Basically, moral hazard gains for CVIE equity owners have their losses diluted as China hybrid equity owners, yielding net gains for them. So the basic problem of moral hazard losses for the China hybrid company remains the same as before regardless of ownership. From the same hypothetical example, the CVIE equity owner gains can be seen in the following table.
Thus, executives within the China hybrid that also own the CVIE equity do not remove the problems of moral hazard for the shareholders at large. A similar compensation structure needs to be created, as described before. Asymmetric information, namely the action of the CVIE equity owner influence being hidden from the China hybrid equity owners at large, still exists independent of who the players are. It is a problem that can only be dealt with through incentives created on behalf of all shareholders.

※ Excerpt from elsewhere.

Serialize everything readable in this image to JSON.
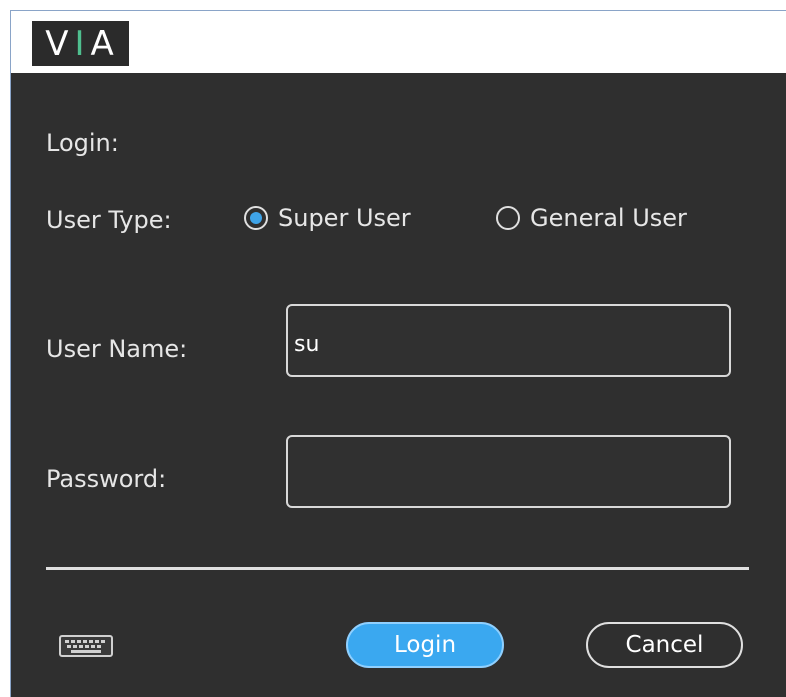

What also becomes clear through the previous table is why that there is actually an incentive for fraud by executives within China hybrid companies that are also CVIE equity owners if the investment is not structured properly. Embezzling a portion of the returns through related parties transactions nets out positive gains for these individuals. The best negotiation for existing China hybrid shareholders is to make no cash payment up front and finance the entire purchase of new CVIE cash flows through warrants that are exercisable annually, forcing the CVIE equity owners to maximize all their own gains through their contributions within the CVIE, adding to market price appreciation of the China hybrid. This is no more extreme than expecting the China hybrid to use shareholder funds to purchase the cash flows up front without any incentives to deliver satisfactory returns.
Despite the promising news that China may soon provide greater clarity on how they view VIE relationships, leading to less enforcement uncertainty and thus lower risk premiums, these structures continue to be plagued by moral hazard. The moral hazard problem is an addressable problem through incentives that are incorporated into the initial investment in a CVIE, openly acknowledging that this is a continuous problem rooted in imperfect information, at the point of investment.

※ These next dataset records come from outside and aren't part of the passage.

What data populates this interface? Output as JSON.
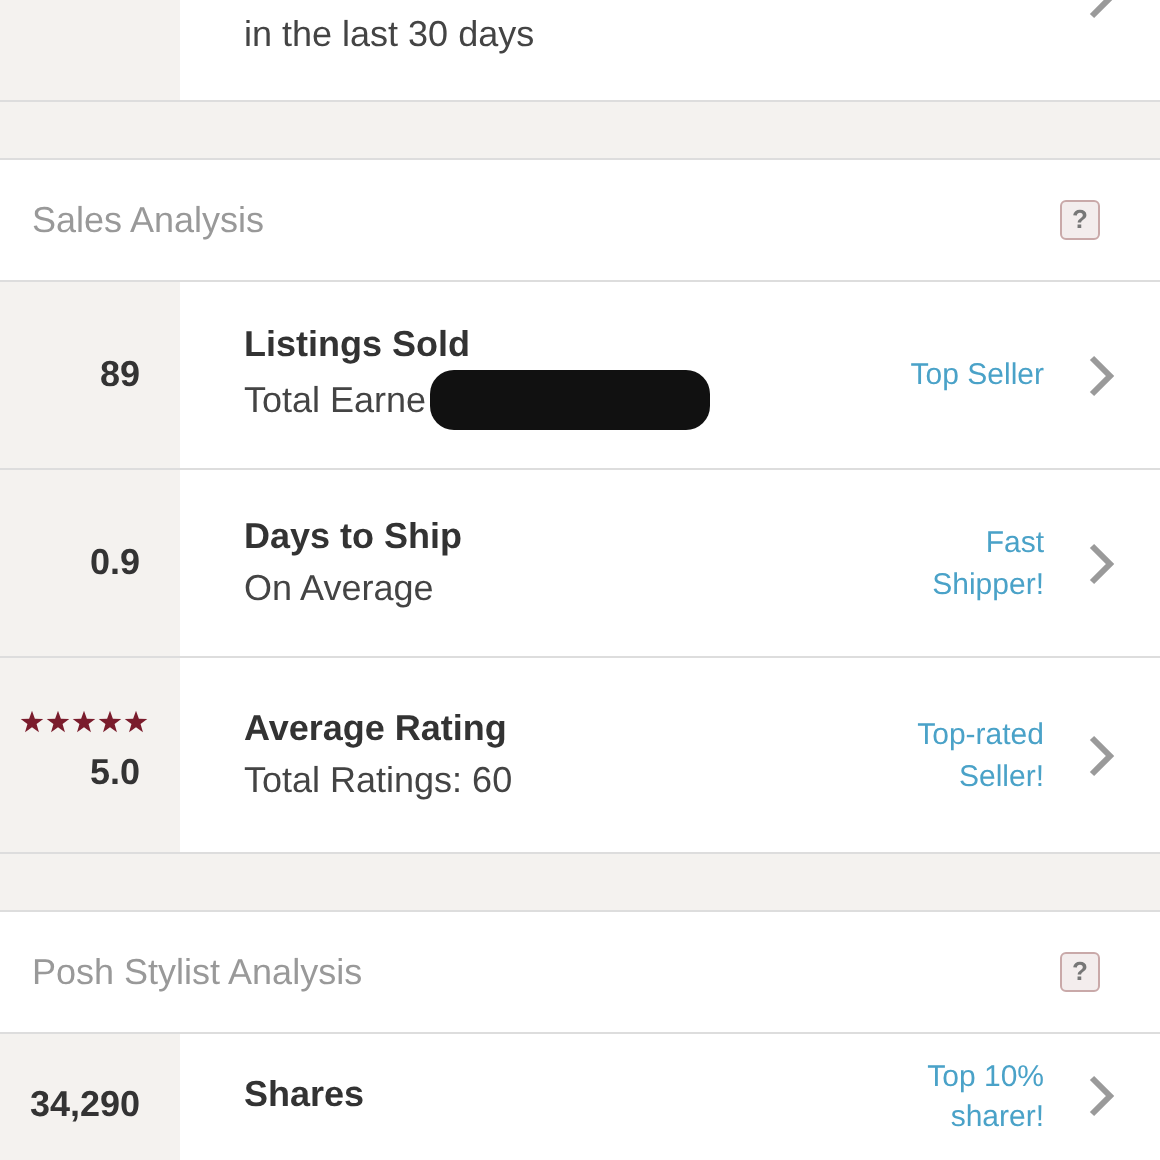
{
  "top_row": {
    "subtitle": "in the last 30 days"
  },
  "sections": [
    {
      "title": "Sales Analysis",
      "help": "?",
      "rows": [
        {
          "kind": "number",
          "value": "89",
          "title": "Listings Sold",
          "subtitle": "Total Earne",
          "redacted": true,
          "badge": [
            "Top Seller"
          ]
        },
        {
          "kind": "number",
          "value": "0.9",
          "title": "Days to Ship",
          "subtitle": "On Average",
          "redacted": false,
          "badge": [
            "Fast",
            "Shipper!"
          ]
        },
        {
          "kind": "rating",
          "value": "5.0",
          "stars": 5,
          "title": "Average Rating",
          "subtitle": "Total Ratings: 60",
          "redacted": false,
          "badge": [
            "Top-rated",
            "Seller!"
          ]
        }
      ]
    },
    {
      "title": "Posh Stylist Analysis",
      "help": "?",
      "rows": [
        {
          "kind": "number",
          "value": "34,290",
          "title": "Shares",
          "redacted": false,
          "badge": [
            "Top 10%",
            "sharer!"
          ]
        }
      ]
    }
  ]
}
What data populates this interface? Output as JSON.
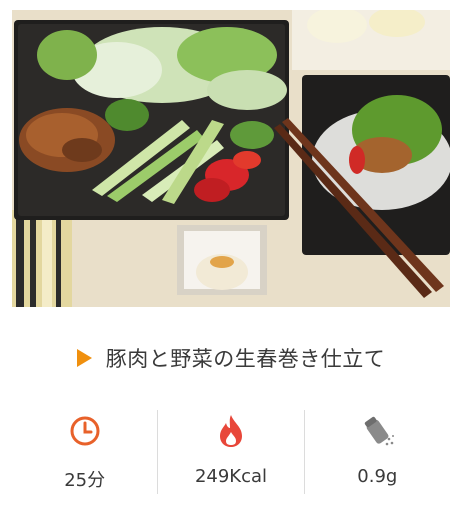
{
  "recipe": {
    "title": "豚肉と野菜の生春巻き仕立て",
    "photo_icon": "food-photo"
  },
  "stats": [
    {
      "icon": "clock-icon",
      "value": "25分",
      "color": "#e8612a"
    },
    {
      "icon": "flame-icon",
      "value": "249Kcal",
      "color": "#e8473a"
    },
    {
      "icon": "salt-shaker-icon",
      "value": "0.9g",
      "color": "#8a8a8a"
    }
  ],
  "colors": {
    "accent": "#f0900e",
    "divider": "#dcdcdc"
  }
}
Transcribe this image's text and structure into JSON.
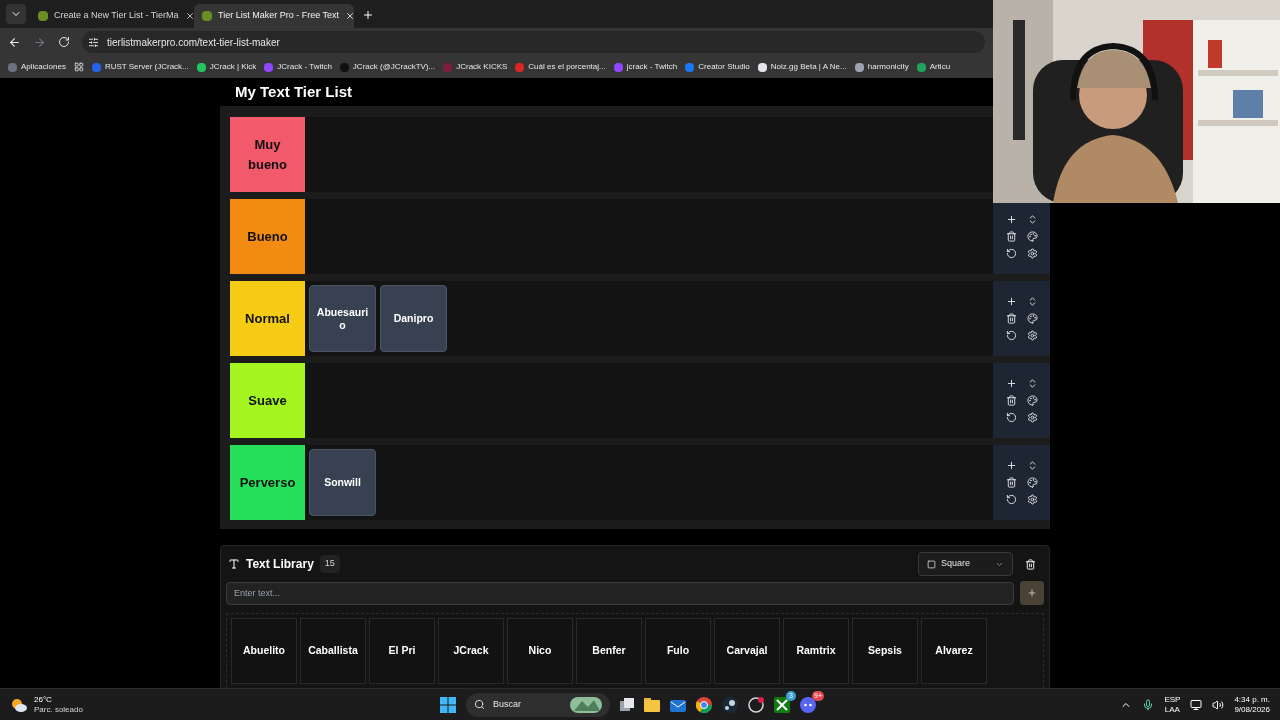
{
  "browser": {
    "tabs": [
      {
        "title": "Create a New Tier List - TierMa",
        "selected": false
      },
      {
        "title": "Tier List Maker Pro - Free Text",
        "selected": true
      }
    ],
    "url": "tierlistmakerpro.com/text-tier-list-maker",
    "bookmarks": [
      "Aplicaciones",
      "RUST Server (JCrack...",
      "JCrack | Kick",
      "JCrack - Twitch",
      "JCrack (@JCrackTV)...",
      "JCrack KICKS",
      "Cuál es el porcentaj...",
      "jcrack - Twitch",
      "Creator Studio",
      "Noiz.gg Beta | A Ne...",
      "harmonicity",
      "Articu"
    ]
  },
  "page": {
    "title": "My Text Tier List",
    "tiers": [
      {
        "label": "Muy bueno",
        "color": "#f25a6b"
      },
      {
        "label": "Bueno",
        "color": "#f28b12"
      },
      {
        "label": "Normal",
        "color": "#f5cb16",
        "items": [
          "Abuesaurio",
          "Danipro"
        ]
      },
      {
        "label": "Suave",
        "color": "#a5f520"
      },
      {
        "label": "Perverso",
        "color": "#26e05c",
        "items": [
          "Sonwill"
        ]
      }
    ],
    "library": {
      "title": "Text Library",
      "count": "15",
      "shape": "Square",
      "input": {
        "placeholder": "Enter text..."
      },
      "items": [
        "Abuelito",
        "Caballista",
        "El Pri",
        "JCrack",
        "Nico",
        "Benfer",
        "Fulo",
        "Carvajal",
        "Ramtrix",
        "Sepsis",
        "Alvarez"
      ]
    }
  },
  "taskbar": {
    "weather": {
      "temp": "26°C",
      "desc": "Parc. soleado"
    },
    "search": {
      "placeholder": "Buscar"
    },
    "xbox_badge": "3",
    "discord_badge": "9+",
    "language": [
      "ESP",
      "LAA"
    ],
    "time": "4:34 p. m.",
    "date": "9/08/2026"
  }
}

For cases where the beneficial owners of the China hybrid are the CVIE equity owners, the problem does not go away. The China hybrid’s investment is vulnerable to downside risk due to the ongoing asymmetric information and the ability of the CVIE equity owners to gain through related parties transactions and other management practices that lead to lower profits. The loss these executives experience as beneficial owners of the China hybrid are less in magnitude than the gains acquired through the CVIE.
This problem is not complicated and it requires no different treatment, as far as I can tell. Incorporating China hybrid warrants of some nature as a part of the transaction yields the potential for payment flows contingent upon performance that align the CVIE equity owners’ interests with those of shareholders. Shareholders need to voice their dissatisfaction with these inferior investments. These investments warrant a change and I hope this starts or adds to any existing discussion on this problem.